Ruiken vogels hun weg naar het zuiden?

De vraag hoe vogels hun weg vinden op hun lange tochten naar warmere gebieden houdt wetenschappers al lang bezig. Nieuw onderzoek wijst uit dat reuk een belangrijke rol speelt.

Vogels hebben een inwendig kompas dat het magnetisch veld van de aarde volgt, dat is wat algemeen wordt aangenomen. Maar het magnetisch veld helpt hen enkel navigeren in de noordzuidelijke richting. Andere factoren moeten dus een rol spelen in hun oostwestelijke oriëntatie.

Een onderzoeksteam onderzocht of het reukvermogen van trekvogels een rol speelt bij hun jaarlijkse overtocht naar het zuiden. Voor hun onderzoek volgden de wetenschappers 32 pijlstormvogels. Deze vogels broeden in het Middellandse Zeegebied en overwinteren aan de Westkust van Afrika of aan de kusten van Brazilië. De vogels vliegen dus heel wat kilometers over de Atlantische Oceaan zonder veel rust en waar herkenningspunten niet beschikbaar zijn.

De vogels werden in drie groepen opgesplitst: een groep die tijdelijk niet meer kon ruiken, een groep die kleine magneten met zich meedroeg en een controlegroep. Een kleine GPS-tracker aan de poot van iedere vogel volgde hun bewegingen.

Bij het arriveren van de winter, werd het voor de vogels tijd om zuidwaarts te vliegen. Vooral voor de vogels die niet meer konden ruiken, verliep de trip over zee moeizaam. De vogels volgden een vreemd traject, dat wel rechtdoor was, maar niet naar hun bestemming georiënteerd. Het leek alsof ze een foutief kompas volgden.

"Geur blijkt vooral belangrijk voor oriëntatie boven zee, boven land hebben de vogels heel wat meer herkenningspunten"

Wanneer er land in zicht kwam, leken de vogels weer beter hun weg te vinden. Dit geeft aan dat reuk vooral belangrijk is voor oriëntatie boven zee. Boven land hebben ze heel wat meer herkenningspunten.

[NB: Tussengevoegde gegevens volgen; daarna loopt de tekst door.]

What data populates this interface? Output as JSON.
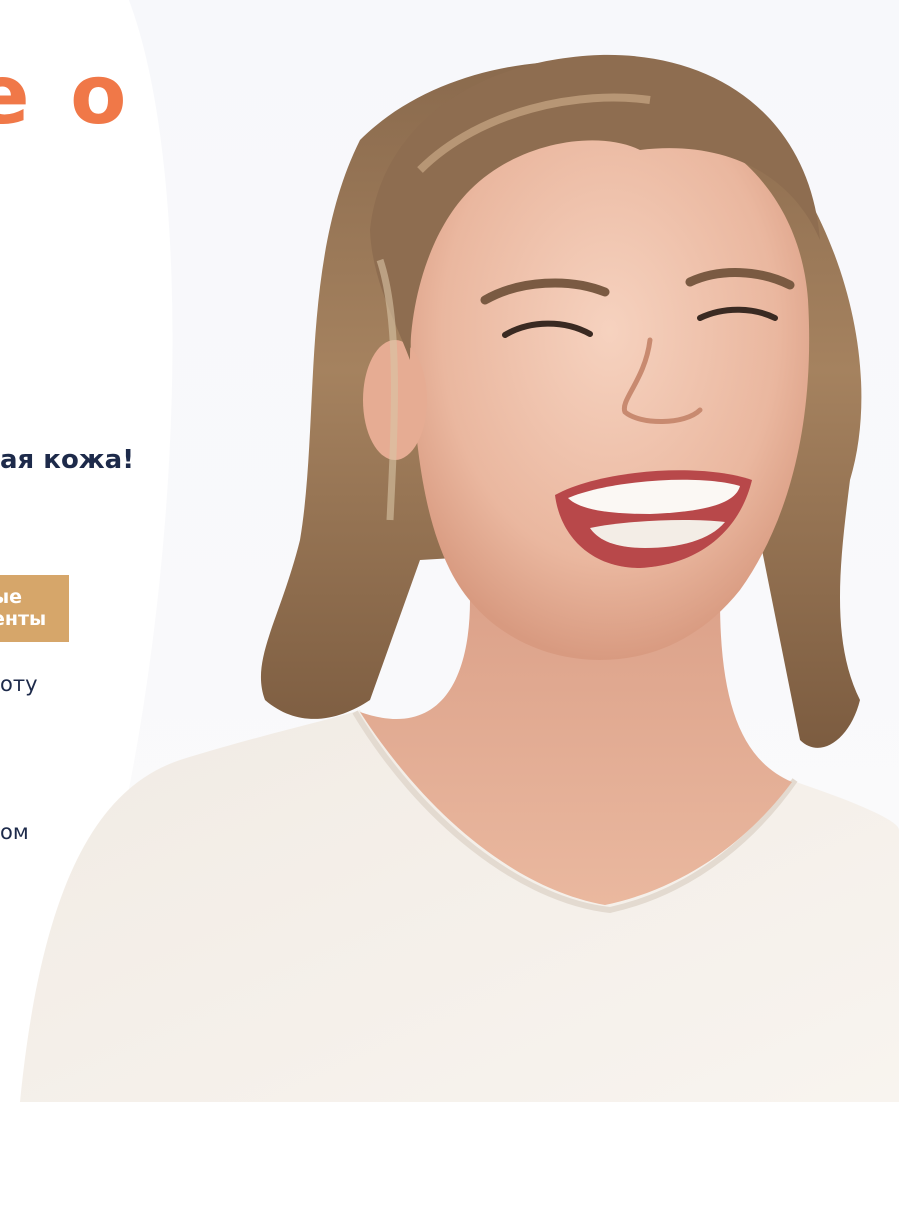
{
  "hero": {
    "headline": "е о",
    "subheadline": "ая кожа!",
    "cta_line1": "ые",
    "cta_line2": "енты",
    "text_1": "оту",
    "text_2": "ом"
  },
  "colors": {
    "accent": "#f07848",
    "button": "#d6a66a",
    "text_dark": "#1d2a4a",
    "shirt": "#f4efea"
  },
  "photo": {
    "icon": "smiling-woman-photo"
  }
}
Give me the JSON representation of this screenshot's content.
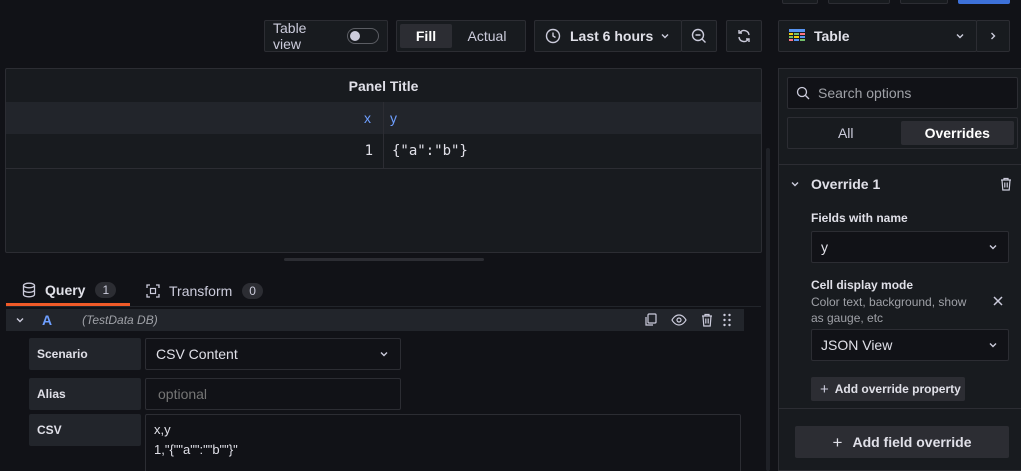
{
  "toolbar": {
    "table_view_label": "Table view",
    "fill_label": "Fill",
    "actual_label": "Actual",
    "time_range_label": "Last 6 hours",
    "viz_label": "Table"
  },
  "panel": {
    "title": "Panel Title",
    "columns": [
      "x",
      "y"
    ],
    "rows": [
      [
        "1",
        "{\"a\":\"b\"}"
      ]
    ]
  },
  "tabs": {
    "query_label": "Query",
    "query_count": "1",
    "transform_label": "Transform",
    "transform_count": "0"
  },
  "query_row": {
    "ref_id": "A",
    "datasource": "(TestData DB)",
    "scenario_label": "Scenario",
    "scenario_value": "CSV Content",
    "alias_label": "Alias",
    "alias_placeholder": "optional",
    "csv_label": "CSV",
    "csv_line1": "x,y",
    "csv_line2": "1,\"{\"\"a\"\":\"\"b\"\"}\""
  },
  "options": {
    "search_placeholder": "Search options",
    "tab_all": "All",
    "tab_overrides": "Overrides",
    "override_title": "Override 1",
    "fields_with_name_label": "Fields with name",
    "fields_with_name_value": "y",
    "cell_display_label": "Cell display mode",
    "cell_display_desc": "Color text, background, show as gauge, etc",
    "cell_display_value": "JSON View",
    "add_override_property": "Add override property",
    "add_field_override": "Add field override"
  },
  "colors": {
    "background": "#111217",
    "panel": "#181b1f",
    "accent_blue": "#6e9fff",
    "primary": "#3d71d9",
    "tab_underline": "#f05a28"
  }
}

Verplaatsen onder natuurlijke omstandigheden

In tegenstelling tot eerdere onderzoeken konden deze 32 vogels ongestoord hun gang gaan. Vorige studies verplaatsten de vogels vaak doelbewust om na te gaan of ze hun weg nog terugvonden. Dit gaf veel inzicht in hoe vogels hun weg terugvonden zonder informatie van buitenaf.

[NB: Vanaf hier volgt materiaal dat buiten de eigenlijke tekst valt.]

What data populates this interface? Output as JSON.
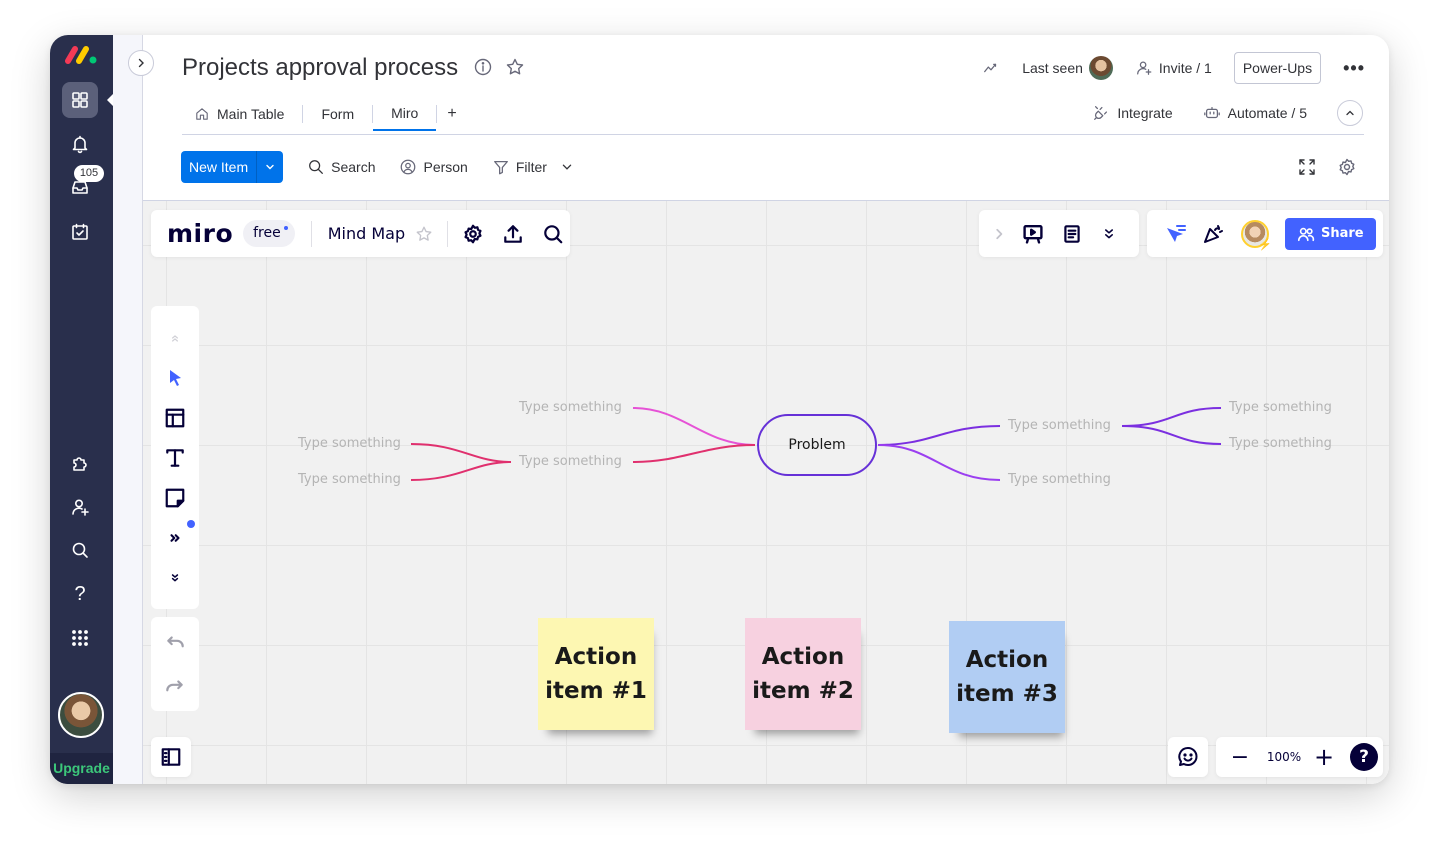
{
  "app": {
    "board_title": "Projects approval process",
    "nav_badge_count": "105",
    "upgrade_label": "Upgrade",
    "colors": {
      "nav_bg": "#292f4c",
      "primary": "#0073ea",
      "upgrade_green": "#3cc77a",
      "miro_share": "#4262ff"
    }
  },
  "leftnav": {
    "items": [
      {
        "icon": "workspace-grid-icon",
        "active": true
      },
      {
        "icon": "bell-icon"
      },
      {
        "icon": "inbox-icon"
      },
      {
        "icon": "calendar-check-icon"
      },
      {
        "icon": "puzzle-icon"
      },
      {
        "icon": "add-user-icon"
      },
      {
        "icon": "search-icon"
      },
      {
        "icon": "help-icon",
        "glyph": "?"
      },
      {
        "icon": "apps-grid-icon"
      }
    ]
  },
  "header": {
    "activity_icon": "activity-icon",
    "last_seen_label": "Last seen",
    "invite_label": "Invite / 1",
    "powerups_label": "Power-Ups",
    "more_label": "•••"
  },
  "tabs": {
    "items": [
      {
        "label": "Main Table",
        "icon": "home-icon",
        "active": false
      },
      {
        "label": "Form",
        "active": false
      },
      {
        "label": "Miro",
        "active": true
      }
    ],
    "add_label": "+",
    "integrate_label": "Integrate",
    "automate_label": "Automate / 5"
  },
  "toolbar": {
    "new_item_label": "New Item",
    "search_label": "Search",
    "person_label": "Person",
    "filter_label": "Filter"
  },
  "miro": {
    "logo": "miro",
    "plan_label": "free",
    "board_name": "Mind Map",
    "share_label": "Share",
    "zoom_level": "100%",
    "zoom_minus": "−",
    "zoom_plus": "+",
    "help_label": "?",
    "mindmap": {
      "center": "Problem",
      "left_branches": [
        {
          "label": "Type something",
          "children": []
        },
        {
          "label": "Type something",
          "children": [
            "Type something",
            "Type something"
          ]
        }
      ],
      "right_branches": [
        {
          "label": "Type something",
          "children": [
            "Type something",
            "Type something"
          ]
        },
        {
          "label": "Type something",
          "children": []
        }
      ],
      "colors": {
        "left_upper": "#e652d6",
        "left_lower": "#e0306e",
        "right": "#7b2fe0",
        "node_border": "#6631d7"
      }
    },
    "stickies": [
      {
        "line1": "Action",
        "line2": "item #1",
        "color": "#fdf7b2"
      },
      {
        "line1": "Action",
        "line2": "item #2",
        "color": "#f7d1e0"
      },
      {
        "line1": "Action",
        "line2": "item #3",
        "color": "#b1cdf3"
      }
    ]
  }
}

In dit onderzoek konden vogels waarvan één zintuig onbrak, nog steeds gebruiken maken van hun andere zintuigen om hun weg te vinden op vertrouwd terrein. Bovendien beslisten de vogels vrijwillig om hun tocht te ondernemen. Natuurlijke omstandigheden werden hierdoor zo goed mogelijk nagebootst.